The N-proBNP is released from cardiac myocytes in response to mechanical load and wall stress, and its elevation is incorporated into several PH risk stratification tools [27]. A previous study indicated that N-proBNP was related to right ventricular function and elevated in patients with severe COPD or ILD-associated PH [28]. Elevated N-proBNP might be an early-warning index for recognizing PH in patients with idiopathic bronchiectasis without cardiovascular diseases.
P. aeruginosa is one of the most common pathogens isolated from respiratory tract specimens in patients with bronchiectasis.
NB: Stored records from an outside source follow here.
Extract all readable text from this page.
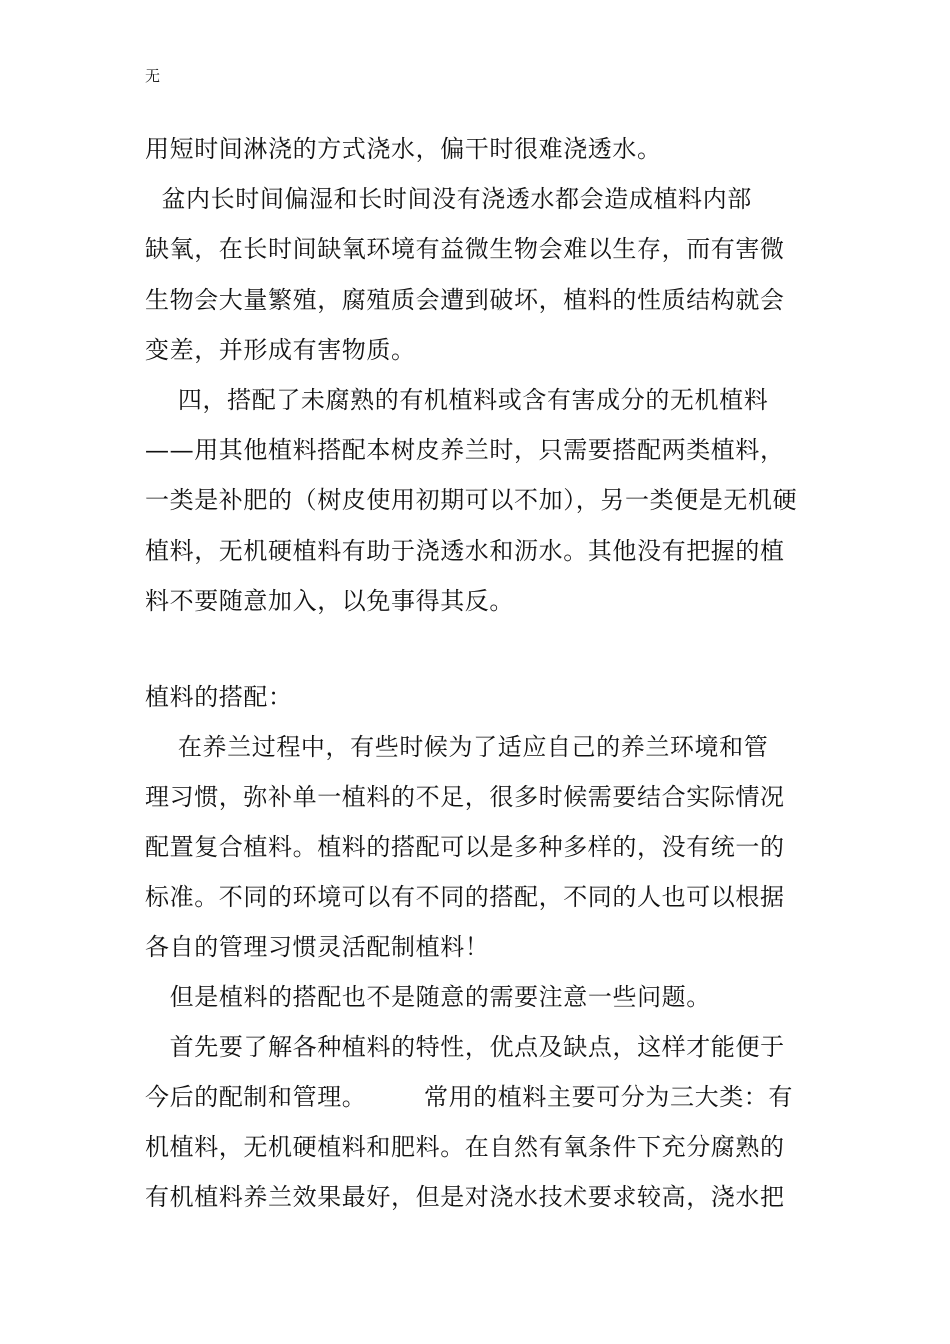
无
用短时间淋浇的方式浇水，偏干时很难浇透水。
盆内长时间偏湿和长时间没有浇透水都会造成植料内部
缺氧，在长时间缺氧环境有益微生物会难以生存，而有害微
生物会大量繁殖，腐殖质会遭到破坏，植料的性质结构就会
变差，并形成有害物质。
四，搭配了未腐熟的有机植料或含有害成分的无机植料
——用其他植料搭配本树皮养兰时，只需要搭配两类植料，
一类是补肥的（树皮使用初期可以不加），另一类便是无机硬
植料，无机硬植料有助于浇透水和沥水。其他没有把握的植
料不要随意加入，以免事得其反。
植料的搭配：
在养兰过程中，有些时候为了适应自己的养兰环境和管
理习惯，弥补单一植料的不足，很多时候需要结合实际情况
配置复合植料。植料的搭配可以是多种多样的，没有统一的
标准。不同的环境可以有不同的搭配，不同的人也可以根据
各自的管理习惯灵活配制植料！
但是植料的搭配也不是随意的需要注意一些问题。
首先要了解各种植料的特性，优点及缺点，这样才能便于
今后的配制和管理。       常用的植料主要可分为三大类：有
机植料，无机硬植料和肥料。在自然有氧条件下充分腐熟的
有机植料养兰效果最好，但是对浇水技术要求较高，浇水把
Some studies have reported that P. aeruginosa increased mortality and decreased quality of life in patients with bronchiectasis [29, 30]. In our study, patients with idiopathic bronchiectasis and PH had higher proportions of P. aeruginosa in their respiratory tract specimens.
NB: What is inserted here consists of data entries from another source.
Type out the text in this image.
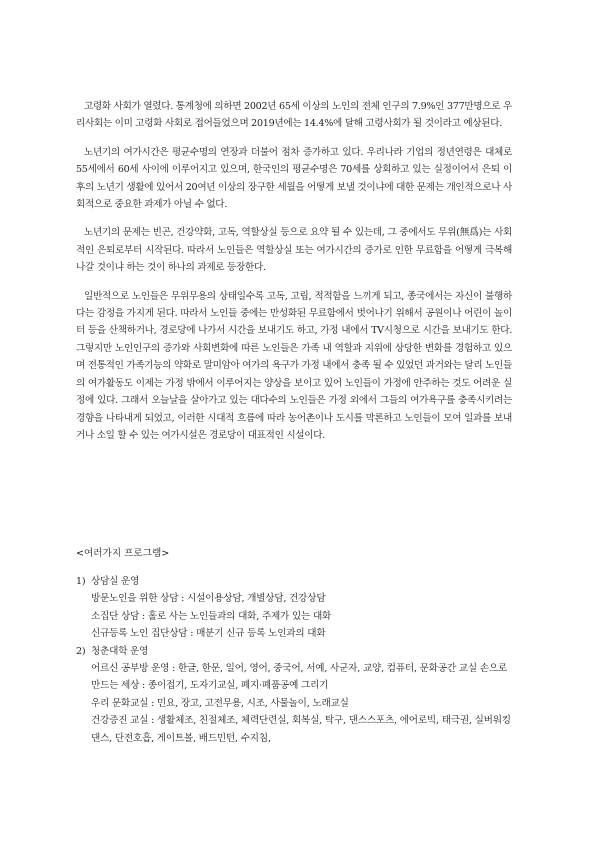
고령화 사회가 열렸다. 통계청에 의하면 2002년 65세 이상의 노인의 전체 인구의 7.9%인 377만명으로 우리사회는 이미 고령화 사회로 접어들었으며 2019년에는 14.4%에 달해 고령사회가 될 것이라고 예상된다.

노년기의 여가시간은 평균수명의 연장과 더불어 점차 증가하고 있다. 우리나라 기업의 정년연령은 대체로 55세에서 60세 사이에 이루어지고 있으며, 한국인의 평균수명은 70세를 상회하고 있는 실정이어서 은퇴 이후의 노년기 생활에 있어서 20여년 이상의 장구한 세월을 어떻게 보낼 것이냐에 대한 문제는 개인적으로나 사회적으로 중요한 과제가 아닐 수 없다.

노년기의 문제는 빈곤, 건강약화, 고독, 역할상실 등으로 요약 될 수 있는데, 그 중에서도 무위(無爲)는 사회적인 은퇴로부터 시작된다. 따라서 노인들은 역할상실 또는 여가시간의 증가로 인한 무료함을 어떻게 극복해 나갈 것이냐 하는 것이 하나의 과제로 등장한다.

일반적으로 노인들은 무위무용의 상태일수록 고독, 고립, 적적함을 느끼게 되고, 종국에서는 자신이 불행하다는 감정을 가지게 된다. 따라서 노인들 중에는 만성화된 무료함에서 벗어나기 위해서 공원이나 어린이 놀이터 등을 산책하거나, 경로당에 나가서 시간을 보내기도 하고, 가정 내에서 TV시청으로 시간을 보내기도 한다. 그렇지만 노인인구의 증가와 사회변화에 따른 노인들은 가족 내 역할과 지위에 상당한 변화를 경험하고 있으며 전통적인 가족기능의 약화로 말미암아 여가의 욕구가 가정 내에서 충족 될 수 있었던 과거와는 달리 노인들의 여가활동도 이제는 가정 밖에서 이루어지는 양상을 보이고 있어 노인들이 가정에 안주하는 것도 어려운 실정에 있다. 그래서 오늘날을 살아가고 있는 대다수의 노인들은 가정 외에서 그들의 여가욕구를 충족시키려는 경향을 나타내게 되었고, 이러한 시대적 흐름에 따라 농어촌이나 도시를 막론하고 노인들이 모여 일과를 보내거나 소일 할 수 있는 여가시설은 경로당이 대표적인 시설이다.

<여러가지 프로그램>
1) 상담실 운영
방문노인을 위한 상담 : 시설이용상담, 개별상담, 건강상담
소집단 상담 : 홀로 사는 노인들과의 대화, 주제가 있는 대화
신규등록 노인 집단상담 : 매분기 신규 등록 노인과의 대화
2) 청춘대학 운영
어르신 공부방 운영 : 한글, 한문, 일어, 영어, 중국어, 서예, 사군자, 교양, 컴퓨터, 문화공간 교실 손으로 만드는 세상 : 종이접기, 도자기교실, 폐지·폐품공예 그리기
우리 문화교실 : 민요, 장고, 고전무용, 시조, 사물놀이, 노래교실
건강증진 교실 : 생활체조, 친절체조, 체력단련실, 회복실, 탁구, 댄스스포츠, 에어로빅, 태극권, 실버워킹댄스, 단전호흡, 게이트볼, 배드민턴, 수지침,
In our study, the mortality risk was significantly higher for patients with idiopathic bronchiectasis with than without PH, consistent with two small studies [9, 10]. A previous study has associated PH with reduced survival in patients with COPD, ILD, and sleep-disordered breathing [31]. In addition, echocardiographic evidence of PH was associated with increased one-year mortality in patients admitted with COPD exacerbation [32]. These results suggest that secondary PH could increase the mortality risk of patients with chronic lung disease.
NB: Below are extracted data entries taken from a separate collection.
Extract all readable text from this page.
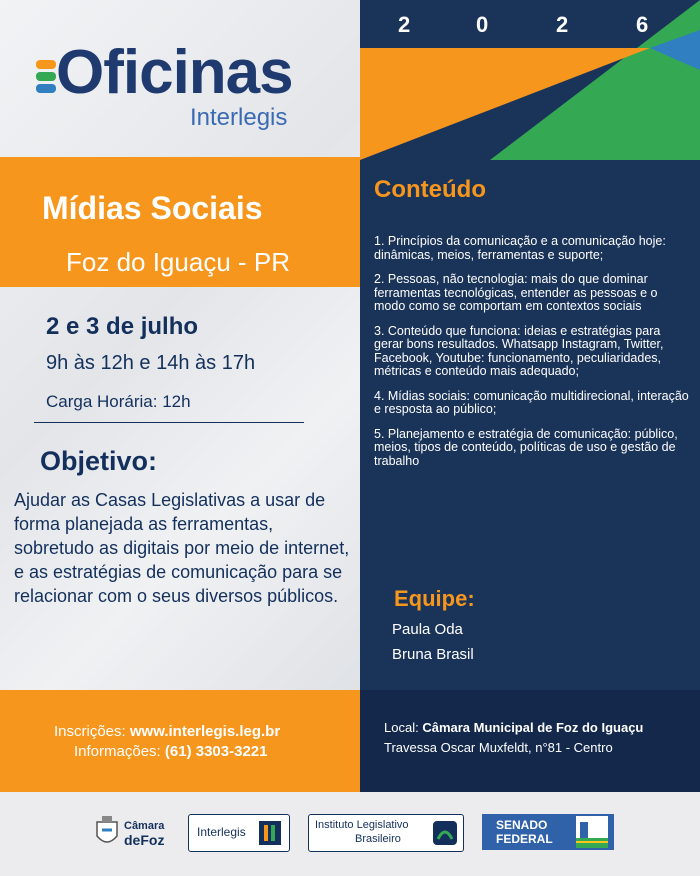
2	0	2	6
Oficinas
Interlegis
Mídias Sociais
Foz do Iguaçu - PR
2 e 3 de julho
9h às 12h e 14h às 17h
Carga Horária: 12h
Objetivo:
Ajudar as Casas Legislativas a usar de forma planejada as ferramentas, sobretudo as digitais por meio de internet, e as estratégias de comunicação para se relacionar com o seus diversos públicos.
Conteúdo
1. Princípios da comunicação e a comunicação hoje: dinâmicas, meios, ferramentas e suporte;
2. Pessoas, não tecnologia: mais do que dominar ferramentas tecnológicas, entender as pessoas e o modo como se comportam em contextos sociais
3. Conteúdo que funciona: ideias e estratégias para gerar bons resultados. Whatsapp Instagram, Twitter, Facebook, Youtube: funcionamento, peculiaridades, métricas e conteúdo mais adequado;
4. Mídias sociais: comunicação multidirecional, interação e resposta ao público;
5. Planejamento e estratégia de comunicação: público, meios, tipos de conteúdo, políticas de uso e gestão de trabalho
Equipe:
Paula Oda
Bruna Brasil
Inscrições: www.interlegis.leg.br
Informações: (61) 3303-3221
Local: Câmara Municipal de Foz do Iguaçu
Travessa Oscar Muxfeldt, n°81 - Centro
Câmara
deFoz	Interlegis	Instituto Legislativo
Brasileiro
SENADO
FEDERAL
The main limitation of our study was that relatively few patients without PH were evaluated by RHC. Because of its invasiveness and required tolerance, RHC is only recommended if its results are expected to aid management decisions [7]. In our study, we demonstrated the convenience and accuracy of echocardiography, which showed the best consistency with RHC. We defined a more rigorous, evidence-based critical point to identify PH in patients with idiopathic bronchiectasis. Our results have considerable clinical value in the early identification of and clinical decision-making for PH in patients with idiopathic bronchiectasis. Future larger-scale prospective studies examining patients with bronchiectasis using RHC are needed.